I am there, assessing the patient. Where is this omniscient doctor?

I am familiar with giving large doses of opioids, benzodiazepines, and combinations of opioids and benzodiazepines.

I am capable of assessing respiratory drive.

Oh, there is one other thing. I can ask the patient to talk to me, if there is any respiratory depression. Not that there is much chance of that with patients who have been deprived of care due to a foolish consistency to a schedule (Right Time is a schedule). This is not quantum physics.


[1] Who Carries Enough to Manage Severe Pain from Burns?
Rogue Medic
Sat, 15 Jan 2011



  1. I see this all the time (as I’m sure most medics and even most Basics do, and how much worse for the Basic who has NO options whatsoever). When I was a Basic, my handling of it usually involved asking the nurse to administer more pain meds, explaining that moving the patient from bed, to stretcher, to ambulance, taking a bumpy ride in the back of a truck, then moving from ambulance, off of stretcher, and into another bed, would require more analgesia than is typically required from a patient who would be lying motionless… I have, on at least one occasion, called Medical Control for guidance when these requests were repeatedly denied, and on that occasion, Medical Control told me not to assume care for the patient because they believed that the risks of transporting the patient without appropriate pain control outweighed the benefit of taking the patient for their CT scan. The facility complained to my employer, who called me on the carpet for “refusing to transport the patient,” conveniently ignoring the fact that I had been given an order by Medical Control. Thankfully, I no longer work there.

    The area of analgesia is one where we REALLY need to hound our PMD’s for a longer leash and more options.

  2. Fortunately in our area we are now able to take orders from the sending physician on an interfacility transfer. On more than one occasion I have spoken to the physician directly expressing my concerns and come up with a reasonable plan of action. Failing that (say the primary physician is unavailable), I have the secondary option of speaking with my base hospital physican on the phone. If the issue is still not resolved to my (and ultimately what will be my patient’s) satisfaction, I would advise the sending facility that I can not accept responsibility for being the primary caregiver on a patient whom will not receive adequate patient care and that they must send an escort who will take that responsibility.

    Having said that, all situations are different and it is hard to apply one “catch all” this is what I would do in every possible situation….

  3. Pain management does not have a nice, easy, one-size-fits-all solution, because there are a lot of factors that have be taken into consideration when deciding how to best medicate for pain … not just the patient’s size and when the last dose was given. Does the patient have a history of chronic narcotic use? Is the patient’s respiratory status stable? Is the patient hemodynamically stable? Is the patient taking other medications which may potentiate or antagonize the effects of the analgesic? And so on …
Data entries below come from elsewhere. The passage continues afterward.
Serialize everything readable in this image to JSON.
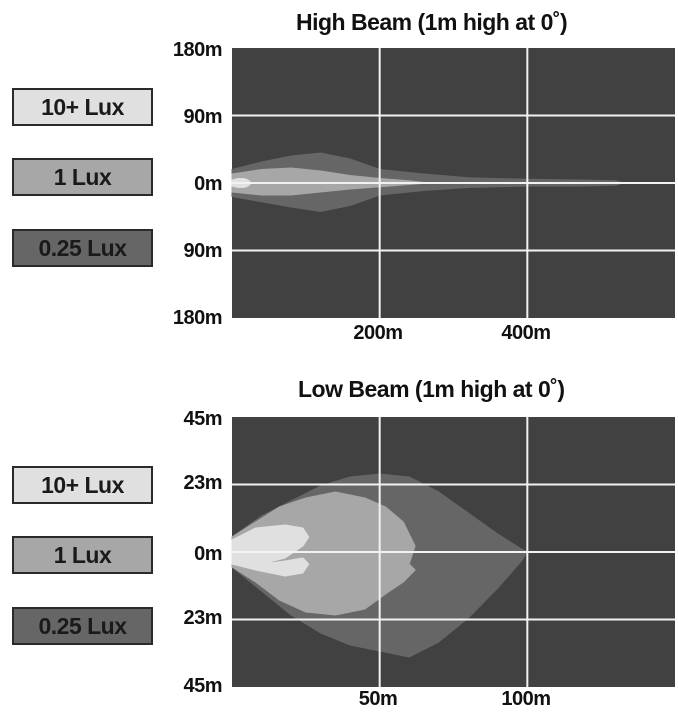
{
  "legend": [
    {
      "label": "10+ Lux",
      "fill": "#e0e0e0",
      "text_color": "#1a1a1a"
    },
    {
      "label": "1 Lux",
      "fill": "#a7a7a7",
      "text_color": "#1a1a1a"
    },
    {
      "label": "0.25 Lux",
      "fill": "#666666",
      "text_color": "#1a1a1a"
    }
  ],
  "colors": {
    "plot_background": "#414141",
    "grid": "#f2f2f2",
    "level_0_25": "#666666",
    "level_1": "#a7a7a7",
    "level_10": "#e0e0e0"
  },
  "chart_data": [
    {
      "type": "area",
      "title": "High Beam (1m high at 0˚)",
      "xlabel": "",
      "ylabel": "",
      "xlim": [
        0,
        600
      ],
      "ylim": [
        -180,
        180
      ],
      "grid": true,
      "legend_placement": "left",
      "y_tick_values": [
        180,
        90,
        0,
        -90,
        -180
      ],
      "y_tick_labels": [
        "180m",
        "90m",
        "0m",
        "90m",
        "180m"
      ],
      "x_tick_values": [
        200,
        400
      ],
      "x_tick_labels": [
        "200m",
        "400m"
      ],
      "series": [
        {
          "name": "0.25 Lux",
          "level": 0.25,
          "x": [
            0,
            40,
            80,
            120,
            160,
            200,
            260,
            320,
            400,
            470,
            520,
            530
          ],
          "upper": [
            18,
            28,
            36,
            40,
            32,
            18,
            12,
            7,
            5,
            4,
            3,
            0
          ],
          "lower": [
            -18,
            -25,
            -32,
            -38,
            -30,
            -16,
            -10,
            -6,
            -4,
            -4,
            -3,
            0
          ]
        },
        {
          "name": "1 Lux",
          "level": 1,
          "x": [
            0,
            40,
            80,
            120,
            160,
            200,
            240,
            265
          ],
          "upper": [
            12,
            18,
            20,
            16,
            10,
            6,
            3,
            0
          ],
          "lower": [
            -12,
            -16,
            -16,
            -12,
            -8,
            -5,
            -2,
            0
          ]
        },
        {
          "name": "10+ Lux",
          "level": 10,
          "x": [
            0,
            8,
            16,
            22,
            26
          ],
          "upper": [
            4,
            6,
            6,
            4,
            0
          ],
          "lower": [
            -4,
            -6,
            -6,
            -4,
            0
          ]
        }
      ]
    },
    {
      "type": "area",
      "title": "Low Beam (1m high at 0˚)",
      "xlabel": "",
      "ylabel": "",
      "xlim": [
        0,
        150
      ],
      "ylim": [
        -45,
        45
      ],
      "grid": true,
      "legend_placement": "left",
      "y_tick_values": [
        45,
        22.5,
        0,
        -22.5,
        -45
      ],
      "y_tick_labels": [
        "45m",
        "23m",
        "0m",
        "23m",
        "45m"
      ],
      "x_tick_values": [
        50,
        100
      ],
      "x_tick_labels": [
        "50m",
        "100m"
      ],
      "series": [
        {
          "name": "0.25 Lux",
          "level": 0.25,
          "x": [
            0,
            10,
            20,
            30,
            40,
            50,
            60,
            70,
            80,
            90,
            98,
            100
          ],
          "upper": [
            5,
            12,
            17,
            22,
            25,
            26,
            25,
            20,
            13,
            6,
            1,
            0
          ],
          "lower": [
            -5,
            -13,
            -21,
            -27,
            -31,
            -33,
            -35,
            -30,
            -22,
            -12,
            -3,
            0
          ]
        },
        {
          "name": "1 Lux",
          "level": 1,
          "x": [
            0,
            8,
            16,
            25,
            35,
            45,
            52,
            58,
            62,
            60,
            55
          ],
          "upper": [
            5,
            10,
            15,
            18,
            20,
            18,
            15,
            10,
            2,
            -4,
            -8
          ],
          "lower": [
            -5,
            -10,
            -16,
            -20,
            -21,
            -19,
            -14,
            -10,
            -6,
            -4,
            -8
          ]
        },
        {
          "name": "10+ Lux",
          "level": 10,
          "x": [
            0,
            8,
            18,
            24,
            26,
            24,
            18,
            10,
            3
          ],
          "upper": [
            4,
            8,
            9,
            8,
            5,
            2,
            -2,
            -4,
            -2
          ],
          "lower": [
            -4,
            -6,
            -8,
            -7,
            -4,
            -2,
            -3,
            -4,
            -2
          ]
        }
      ]
    }
  ]
}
    Most pain management protocols, and many physician orders, seem to be written to the lowest common denomiator … that is, pain medications are ordered in the doses and frequencies that are the least likely to cause harm if given inappropriately, rather than requiring the providers to continually reassess the patient and determine whether or not pain is adequately controlled, and expecting them to have the knowledge and training to make an appropriate decision as to whether additional medication should be given.

    If we are allowed to be resonsible for patients’ lives, we should be held to a higher standard.
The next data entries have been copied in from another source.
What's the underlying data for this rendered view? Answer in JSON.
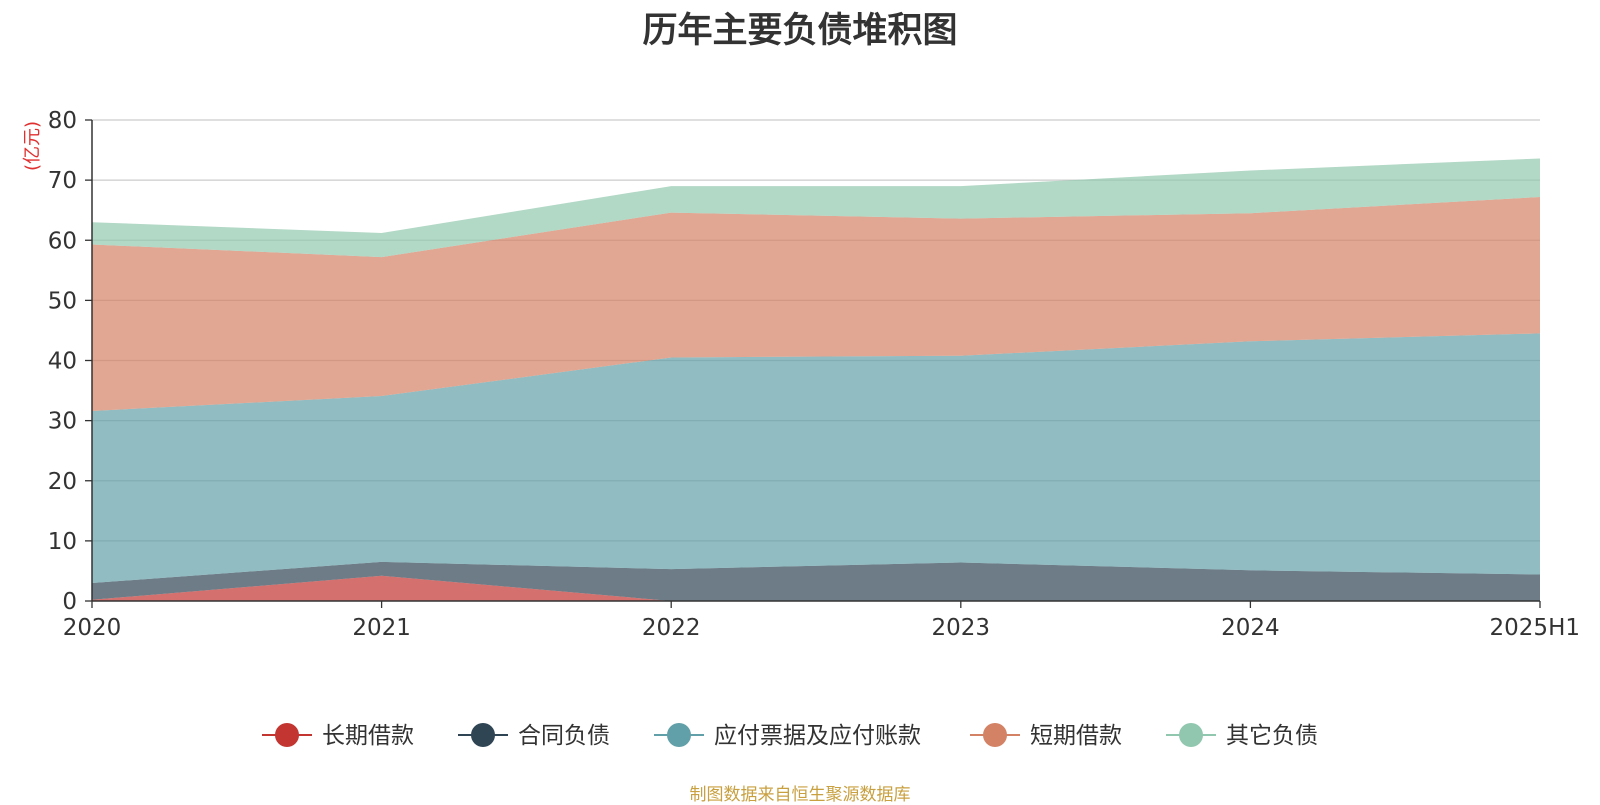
{
  "chart_data": {
    "type": "area",
    "stacked": true,
    "title": "历年主要负债堆积图",
    "ylabel": "(亿元)",
    "xlabel": "",
    "x": [
      "2020",
      "2021",
      "2022",
      "2023",
      "2024",
      "2025H1"
    ],
    "ylim": [
      0,
      80
    ],
    "yticks": [
      0,
      10,
      20,
      30,
      40,
      50,
      60,
      70,
      80
    ],
    "grid": true,
    "legend_position": "bottom",
    "series": [
      {
        "name": "长期借款",
        "color": "#c23531",
        "values": [
          0.2,
          4.2,
          0,
          0,
          0,
          0
        ]
      },
      {
        "name": "合同负债",
        "color": "#2f4554",
        "values": [
          2.8,
          2.3,
          5.3,
          6.4,
          5.1,
          4.4
        ]
      },
      {
        "name": "应付票据及应付账款",
        "color": "#61a0a8",
        "values": [
          28.6,
          27.6,
          35.2,
          34.4,
          38.1,
          40.1
        ]
      },
      {
        "name": "短期借款",
        "color": "#d48265",
        "values": [
          27.7,
          23.1,
          24.1,
          22.8,
          21.3,
          22.7
        ]
      },
      {
        "name": "其它负债",
        "color": "#91c7ae",
        "values": [
          3.7,
          4.0,
          4.4,
          5.4,
          7.1,
          6.4
        ]
      }
    ]
  },
  "source_note": "制图数据来自恒生聚源数据库"
}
  4. I treat the patient under standing orders at all times. If I feel they need pain management they belong to me and are the responsibility of me and my Medical Director, not the facility I pick them up from or the recieving facility. I have an obligation to treat them appropiately and will do so until someone tells me to stop doing it.

    EMS is not a taxi on interfacility transports, we have a duty to treat and continue care. Until there is a Standing Order for IFTs that says the rest of my SOs are invalid and I have to call for orders I will do what is best for my patient just as I do for 911 responses.